Mark Twain
Many of the works of Mark Twain deal with or take place near the Mississippi River. One of his first major works, Life on the Mississippi, is in part a history of the river, in part a memoir of Twain's experiences on the river, and a collection of tales that either take place on or are associated with the river. Twain's most famous work, Adventures of Huckleberry Finn, is largely a journey down the river. The novel works as an episodic meditation on American culture with the river having multiple different meanings including independence, escape, freedom, and adventure.
Twain himself worked as a riverboat pilot on the Mississippi for a few years. A steamboat pilot needed a vast knowledge of the ever-changing river to be able to stop at any of the hundreds of ports and wood-lots along the river banks. Twain meticulously studied 2,000 miles (3,200 km) of the Mississippi for more than two years before he received his steamboat pilot license in 1859. While training, he convinced his younger brother Henry to work with him.

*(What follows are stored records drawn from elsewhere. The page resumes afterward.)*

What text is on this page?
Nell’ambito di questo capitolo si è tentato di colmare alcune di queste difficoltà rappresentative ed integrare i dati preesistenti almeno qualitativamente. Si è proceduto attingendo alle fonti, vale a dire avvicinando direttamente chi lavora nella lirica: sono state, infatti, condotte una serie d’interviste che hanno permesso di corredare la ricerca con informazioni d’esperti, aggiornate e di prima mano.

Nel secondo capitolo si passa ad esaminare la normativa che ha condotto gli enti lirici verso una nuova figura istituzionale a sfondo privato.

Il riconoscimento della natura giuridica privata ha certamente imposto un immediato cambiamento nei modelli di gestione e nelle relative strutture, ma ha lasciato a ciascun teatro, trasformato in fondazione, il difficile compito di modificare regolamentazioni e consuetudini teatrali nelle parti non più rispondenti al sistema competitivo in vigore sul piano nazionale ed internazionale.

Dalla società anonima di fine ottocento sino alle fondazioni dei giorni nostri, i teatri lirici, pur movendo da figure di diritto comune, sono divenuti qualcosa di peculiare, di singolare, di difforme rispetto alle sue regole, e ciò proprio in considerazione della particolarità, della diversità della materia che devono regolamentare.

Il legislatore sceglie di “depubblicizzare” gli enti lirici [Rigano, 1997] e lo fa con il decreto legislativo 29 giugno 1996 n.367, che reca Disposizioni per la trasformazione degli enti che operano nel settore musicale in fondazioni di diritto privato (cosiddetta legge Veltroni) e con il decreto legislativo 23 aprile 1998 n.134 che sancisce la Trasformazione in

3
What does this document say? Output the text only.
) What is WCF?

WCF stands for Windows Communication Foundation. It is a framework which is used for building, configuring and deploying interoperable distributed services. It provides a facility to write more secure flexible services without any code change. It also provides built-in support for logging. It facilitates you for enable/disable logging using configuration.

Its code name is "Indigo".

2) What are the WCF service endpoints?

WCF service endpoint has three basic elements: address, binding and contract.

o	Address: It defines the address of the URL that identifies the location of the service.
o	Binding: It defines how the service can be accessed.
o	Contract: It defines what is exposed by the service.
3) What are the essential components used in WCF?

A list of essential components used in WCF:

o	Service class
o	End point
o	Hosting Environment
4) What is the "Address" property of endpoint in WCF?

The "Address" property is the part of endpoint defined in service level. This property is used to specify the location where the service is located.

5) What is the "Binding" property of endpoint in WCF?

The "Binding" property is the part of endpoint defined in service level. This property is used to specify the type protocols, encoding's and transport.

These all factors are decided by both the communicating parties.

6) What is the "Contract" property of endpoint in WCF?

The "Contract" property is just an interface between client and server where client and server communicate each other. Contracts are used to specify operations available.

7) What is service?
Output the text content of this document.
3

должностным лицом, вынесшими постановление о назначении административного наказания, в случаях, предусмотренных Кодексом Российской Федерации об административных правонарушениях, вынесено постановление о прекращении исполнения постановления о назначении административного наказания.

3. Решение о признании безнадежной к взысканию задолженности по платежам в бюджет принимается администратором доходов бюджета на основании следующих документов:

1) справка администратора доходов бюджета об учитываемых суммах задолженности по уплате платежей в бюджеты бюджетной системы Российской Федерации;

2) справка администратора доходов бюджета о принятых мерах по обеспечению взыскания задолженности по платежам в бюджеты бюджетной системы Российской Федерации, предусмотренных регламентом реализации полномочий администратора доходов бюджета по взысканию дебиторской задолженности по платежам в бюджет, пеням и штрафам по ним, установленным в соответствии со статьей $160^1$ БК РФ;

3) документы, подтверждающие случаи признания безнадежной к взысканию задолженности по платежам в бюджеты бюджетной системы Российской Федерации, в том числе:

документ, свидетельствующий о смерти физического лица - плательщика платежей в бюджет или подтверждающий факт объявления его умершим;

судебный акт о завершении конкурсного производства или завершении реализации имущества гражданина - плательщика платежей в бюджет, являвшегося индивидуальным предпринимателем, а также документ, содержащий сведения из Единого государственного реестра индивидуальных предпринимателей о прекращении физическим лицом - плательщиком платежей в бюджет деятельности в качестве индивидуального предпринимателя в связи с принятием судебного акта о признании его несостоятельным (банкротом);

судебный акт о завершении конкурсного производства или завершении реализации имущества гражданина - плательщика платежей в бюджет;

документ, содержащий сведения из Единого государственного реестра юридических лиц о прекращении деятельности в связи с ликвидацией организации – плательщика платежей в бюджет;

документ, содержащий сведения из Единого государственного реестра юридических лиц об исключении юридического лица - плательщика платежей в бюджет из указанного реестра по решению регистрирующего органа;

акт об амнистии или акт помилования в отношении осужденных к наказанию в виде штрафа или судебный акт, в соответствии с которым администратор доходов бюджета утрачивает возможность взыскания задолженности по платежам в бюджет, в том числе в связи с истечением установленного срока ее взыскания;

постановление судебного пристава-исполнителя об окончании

Henry died on June 21, 1858, when the steamboat he was working on, the Pennsylvania, exploded.
Read more about this topic: Steamboats Of The Mississippi
Famous quotes by mark twain:
“It was wonderful to find America, but it would have been more wonderful to miss it.”
—Mark Twain [Samuel Langhorne Clemens] (18351910)
“But alas! I never could keep a promise. I do not blame myself for this weakness, because the fault must lie in my physical organization. It is likely that such a very liberal amount of space was given to the organ which enables me to make promises, that the organ which should enable me to keep them was crowded out. But I grieve not. I like no half-way things. I had rather have one faculty nobly developed than two faculties of mere ordinary capacity.”
—Mark Twain [Samuel Langhorne Clemens] (18351910)
“The cayote is a living, breathing allegory of Want. He is always hungry. He is always poor, out of luck and friendless. The meanest creatures despise him, and even the fleas would desert him for a velocipede.”
—Mark Twain [Samuel Langhorne Clemens] (18351910)
“In Boston they ask, How much does he know? In New York, How much is he worth? In Philadelphia, Who were his parents?”